The shared-state problem
The plugin receives a tool manager that can be reused across requests. Earlier filtering code treated that manager as request-local and removed tools from its mutable list in place. The first request could therefore change what a later request saw, even when the later request had a different group policy.
This failure depended on order. A session with a narrow allow list might run first, then a broader session would inherit the reduced container. Tests that exercised only one policy combination could pass, while a mixed sequence revealed missing tools. The useful boundary was therefore ownership: shared registration state had to remain shared and unchanged, while visibility had to belong to one request.

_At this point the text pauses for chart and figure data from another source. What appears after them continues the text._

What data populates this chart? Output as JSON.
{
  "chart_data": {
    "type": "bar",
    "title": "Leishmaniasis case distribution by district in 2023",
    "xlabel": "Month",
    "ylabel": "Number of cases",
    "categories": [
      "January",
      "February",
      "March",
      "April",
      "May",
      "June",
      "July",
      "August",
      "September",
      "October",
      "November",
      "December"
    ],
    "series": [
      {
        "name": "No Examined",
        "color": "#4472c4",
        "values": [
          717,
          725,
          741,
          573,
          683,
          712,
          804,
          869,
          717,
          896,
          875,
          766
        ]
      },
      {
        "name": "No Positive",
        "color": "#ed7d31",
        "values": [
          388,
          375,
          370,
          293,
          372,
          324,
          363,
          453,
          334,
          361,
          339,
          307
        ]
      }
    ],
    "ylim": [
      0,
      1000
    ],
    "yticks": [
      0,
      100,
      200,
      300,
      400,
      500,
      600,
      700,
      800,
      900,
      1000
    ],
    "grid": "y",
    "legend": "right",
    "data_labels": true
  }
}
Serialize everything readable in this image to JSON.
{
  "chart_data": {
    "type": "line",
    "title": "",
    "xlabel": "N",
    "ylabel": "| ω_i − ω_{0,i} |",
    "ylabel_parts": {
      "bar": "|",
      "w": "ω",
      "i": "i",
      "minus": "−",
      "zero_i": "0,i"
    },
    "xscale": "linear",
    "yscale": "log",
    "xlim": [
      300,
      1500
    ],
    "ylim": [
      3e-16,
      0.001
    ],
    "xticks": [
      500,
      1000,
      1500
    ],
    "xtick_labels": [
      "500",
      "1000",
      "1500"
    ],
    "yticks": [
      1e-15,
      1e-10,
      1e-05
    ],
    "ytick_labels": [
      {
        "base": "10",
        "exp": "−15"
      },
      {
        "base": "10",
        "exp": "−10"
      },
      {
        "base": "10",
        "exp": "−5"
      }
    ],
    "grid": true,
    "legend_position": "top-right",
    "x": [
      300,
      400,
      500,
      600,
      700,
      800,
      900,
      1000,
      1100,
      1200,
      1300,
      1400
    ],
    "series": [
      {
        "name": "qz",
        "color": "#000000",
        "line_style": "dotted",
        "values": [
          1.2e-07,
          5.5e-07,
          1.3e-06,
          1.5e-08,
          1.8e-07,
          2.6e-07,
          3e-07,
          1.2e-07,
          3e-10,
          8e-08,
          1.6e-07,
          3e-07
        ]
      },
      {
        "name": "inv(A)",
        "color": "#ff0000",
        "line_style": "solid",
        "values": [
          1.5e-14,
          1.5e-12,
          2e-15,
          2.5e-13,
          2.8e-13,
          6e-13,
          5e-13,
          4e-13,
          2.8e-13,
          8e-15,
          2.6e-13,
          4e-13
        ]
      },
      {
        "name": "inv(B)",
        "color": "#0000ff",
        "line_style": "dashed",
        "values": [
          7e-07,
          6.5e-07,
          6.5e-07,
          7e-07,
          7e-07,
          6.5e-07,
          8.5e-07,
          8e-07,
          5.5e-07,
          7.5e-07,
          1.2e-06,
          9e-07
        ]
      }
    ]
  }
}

Copy before applying policy
The revised sequence creates a shallow container copy before applying any allow, deny, or plugin-scope rule. It also creates a new tools or func_list array, so filtering the copy cannot shorten the original manager’s list. The compatibility branch uses the same copy helper when an older manager does not expose the newer full-tool-set method.
After the copy exists, the request computes its visible names and filters only that local container. The resulting object is passed into the current runtime, then discarded with the rest of the request state. Registration remains a shared concern; policy remains local.
Keep independent capabilities independent
The maintenance pass also separated signals that had previously been easy to conflate. Tool reminders are controlled by their own prompt-injection setting. Step Image availability is derived from its image configuration. General function tools continue to use allow names, deny names, and plugin-scope rules.
These mechanisms can affect the same reply, but they answer different questions. A reminder decides what guidance appears in context, image configuration decides whether an image capability participates, and visibility policy decides which registered functions are available. Keeping those signals separate prevents one feature switch from silently changing another feature’s state.
Proving isolation
Focused tests retain the original manager, clone both supported container shapes, apply visible-name filtering to the copy, and then compare the original tool list with its starting value. The tests also confirm that the compatibility branch calls the copy helper before applying policy and that reminder handling occurs after visibility has been calculated.
This evidence is intentionally narrower than a full multi-session simulation. It verifies the ownership rule at the point where mutation used to occur: the copied container is a different object, its list can change, and the shared list remains intact.
What the boundary buys
Request-local tool state makes later behavior easier to reason about. A policy can be reviewed without reconstructing which groups ran before it, and compatibility code follows the same ownership rule as the current interface. Maintenance tests can target the copy and filter boundary instead of recreating an entire chat environment.
The same structure also leaves room for later capabilities. New tool classes can define their own configuration and visibility rules while the shared registry stays immutable during request handling. That keeps additions predictable without exposing deployment identities, runtime addresses, or private configuration.